Hasard du calendrier, au moment où nous discutons de ce texte important, la Cour de cassation doit se prononcer sur la demande de requalification en viol de faits commis par vingt pompiers sur une adolescente entre ses treize et quinze ans. L'histoire de cette enfant, surnommée Julie, de ce qu'elle aurait subi de la part de ces hommes mais aussi des différentes institutions auprès desquelles elle est allée demander justice, n'est ni un cas isolé ni un fait divers. Rappelons-le : une femme sur six, un homme sur vingt déclare avoir subi un viol ou une tentative de viol au cours de sa vie, une personne sur dix affirme avoir été victime d'inceste. Seules 10 % des victimes portent plainte et 1 % seulement des viols font l'objet d'une condamnation. Les correctionnalisations sont nombreuses.
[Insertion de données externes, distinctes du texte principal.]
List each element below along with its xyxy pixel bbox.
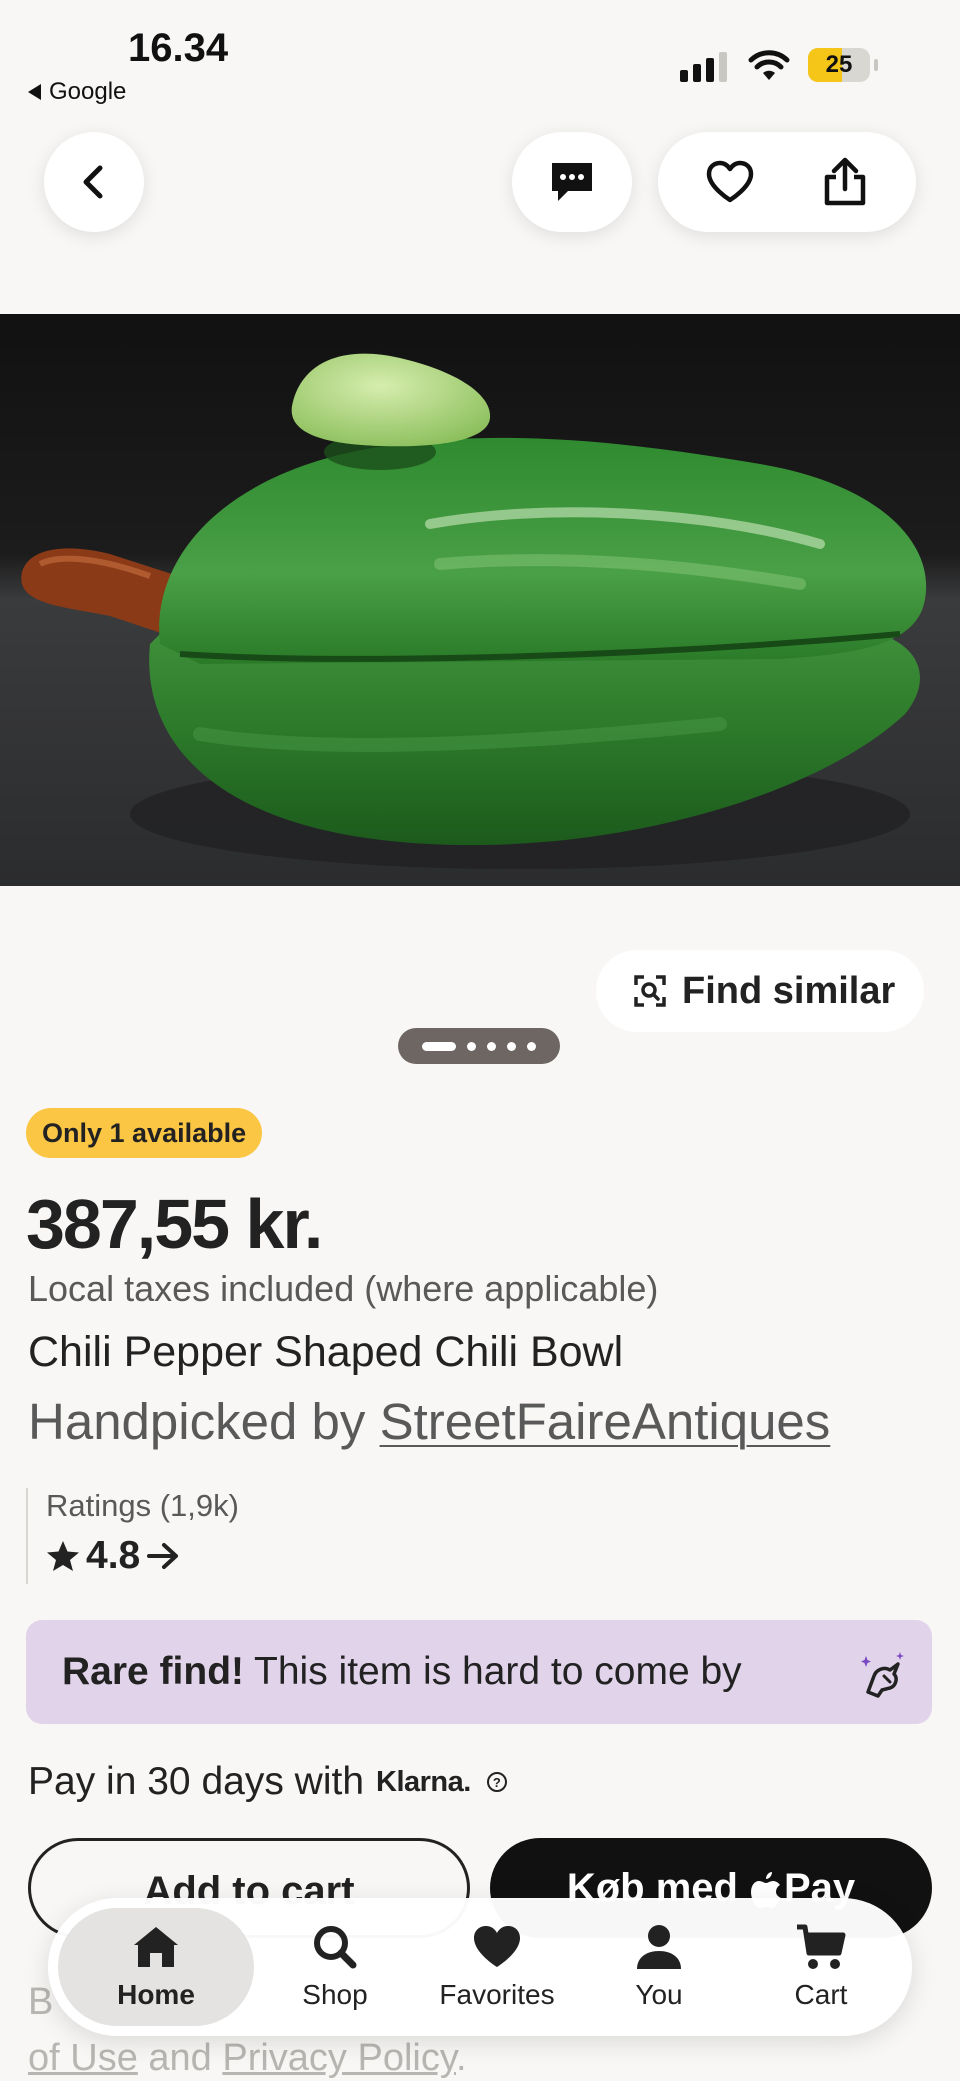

Pour quatre personnes sur dix, aujourd'hui encore, la responsabilité du violeur est atténuée si l'attitude de la victime a été provocante ou si elle a flirté.
L'ensemble des histoires que les victimes de violences sexuelles, pour la plupart encore enfants à l'époque des faits, partagent sur les réseaux sociaux au moyen des mots-dièses #MeToo, #MeTooGay, #MeTooInceste ou #Iwas Corsica, témoignent du caractère massif, systémique, de ces violences, ainsi que des défaillances, voire des résistances institutionnelles à reconnaître les faits et à déconstruire les mécanismes et les rapports de domination qui nourrissent ces violences.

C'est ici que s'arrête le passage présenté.